E-commerce China Dangdang (NYSE:DANG) delivered Q3 revenue higher +31% YoY, with accelerating revenue growth in non-Media categories offsetting weakness in Media. Third quarter revenues edged past the consensus estimate, but higher fixed expenses brought a narrower profit than analysts expected.
Although financial results may have been less than the street had hoped for, operating metrics showed improvement. The number of active customers grew over +14% YoY, and the new customer count was up +24% YoY. Dangdang Marketplace was again a key driver, with Q3 GMV up +80% YoY.
Management's Q4 outlook included total revenue growth of +27% YoY (just off the +31% YoY pace in Q3), and marketplace GMV growth of +60% YoY (down from a near 90% pace during Q1-Q3), implying slower own-merchandise sales (assuming a stable take rate of 4.5%).

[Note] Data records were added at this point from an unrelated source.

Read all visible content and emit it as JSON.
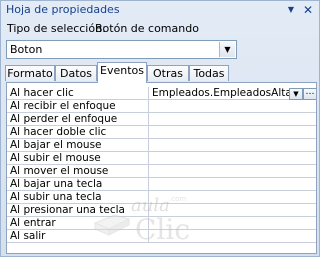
{
  "window": {
    "title": "Hoja de propiedades",
    "dropdown_icon": "dropdown-arrow",
    "close_icon": "close-x"
  },
  "selection": {
    "label": "Tipo de selección:",
    "type": "Botón de comando"
  },
  "object_selector": {
    "value": "Boton"
  },
  "tabs": [
    {
      "label": "Formato",
      "active": false
    },
    {
      "label": "Datos",
      "active": false
    },
    {
      "label": "Eventos",
      "active": true
    },
    {
      "label": "Otras",
      "active": false
    },
    {
      "label": "Todas",
      "active": false
    }
  ],
  "properties": [
    {
      "name": "Al hacer clic",
      "value": "Empleados.EmpleadosAlta"
    },
    {
      "name": "Al recibir el enfoque",
      "value": ""
    },
    {
      "name": "Al perder el enfoque",
      "value": ""
    },
    {
      "name": "Al hacer doble clic",
      "value": ""
    },
    {
      "name": "Al bajar el mouse",
      "value": ""
    },
    {
      "name": "Al subir el mouse",
      "value": ""
    },
    {
      "name": "Al mover el mouse",
      "value": ""
    },
    {
      "name": "Al bajar una tecla",
      "value": ""
    },
    {
      "name": "Al subir una tecla",
      "value": ""
    },
    {
      "name": "Al presionar una tecla",
      "value": ""
    },
    {
      "name": "Al entrar",
      "value": ""
    },
    {
      "name": "Al salir",
      "value": ""
    }
  ],
  "watermark": {
    "brand": "aula",
    "domain": ".com",
    "word": "Clic"
  },
  "colors": {
    "pane_background": "#d5e0ee",
    "title_text": "#15428b",
    "grid_line": "#c8cfda"
  }
}
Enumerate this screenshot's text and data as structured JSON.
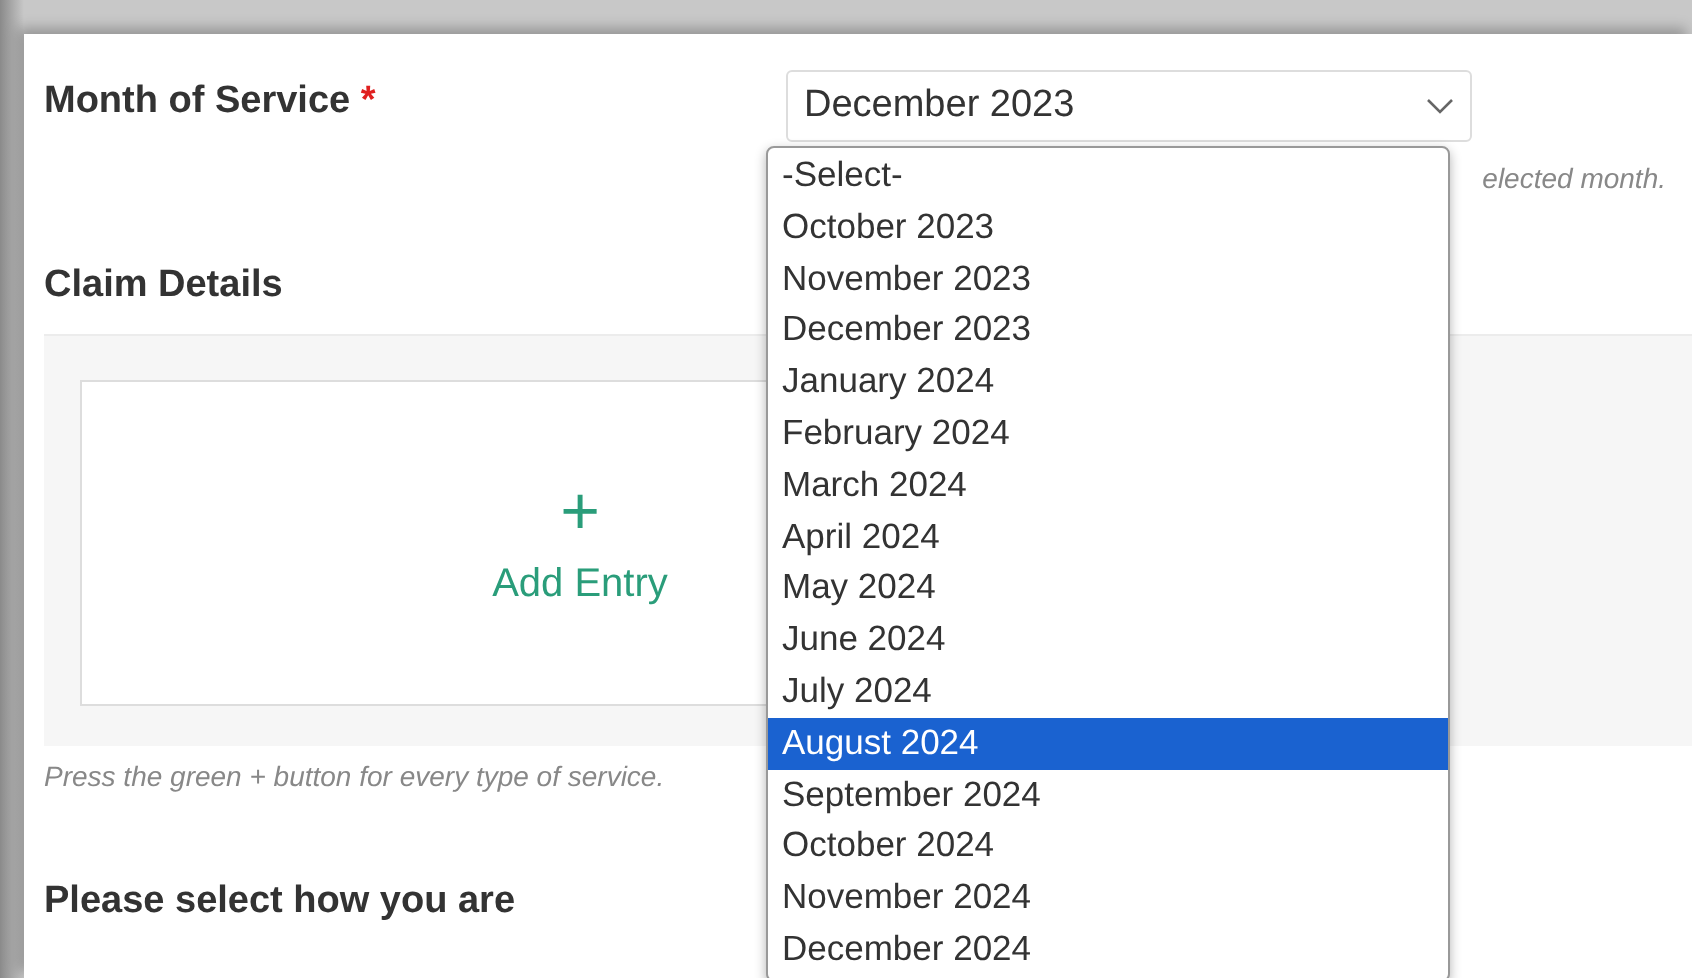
{
  "month_of_service": {
    "label": "Month of Service",
    "required_mark": "*",
    "select_value": "December 2023",
    "hint_visible_end": "elected month.",
    "options": [
      {
        "label": "-Select-",
        "selected": false
      },
      {
        "label": "October 2023",
        "selected": false
      },
      {
        "label": "November 2023",
        "selected": false
      },
      {
        "label": "December 2023",
        "selected": false
      },
      {
        "label": "January 2024",
        "selected": false
      },
      {
        "label": "February 2024",
        "selected": false
      },
      {
        "label": "March 2024",
        "selected": false
      },
      {
        "label": "April 2024",
        "selected": false
      },
      {
        "label": "May 2024",
        "selected": false
      },
      {
        "label": "June 2024",
        "selected": false
      },
      {
        "label": "July 2024",
        "selected": false
      },
      {
        "label": "August 2024",
        "selected": true
      },
      {
        "label": "September 2024",
        "selected": false
      },
      {
        "label": "October 2024",
        "selected": false
      },
      {
        "label": "November 2024",
        "selected": false
      },
      {
        "label": "December 2024",
        "selected": false
      }
    ]
  },
  "claim_details": {
    "heading": "Claim Details",
    "add_icon": "+",
    "add_label": "Add Entry",
    "hint": "Press the green + button for every type of service."
  },
  "reimbursement": {
    "label": "Please select how you are"
  }
}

Focusing on the gap between expected and actual financial results seems to discount the significant progress management has achieved over the past 12 months. Dangdang was profitable for the fourth consecutive quarter, and Q3 net income of 25 million RMB was a marked improvement vs. the 28 million RMB net loss a year ago. China's e-commerce industry is intensely competitive, however, so despite improvements thus far, there is still more to work ahead.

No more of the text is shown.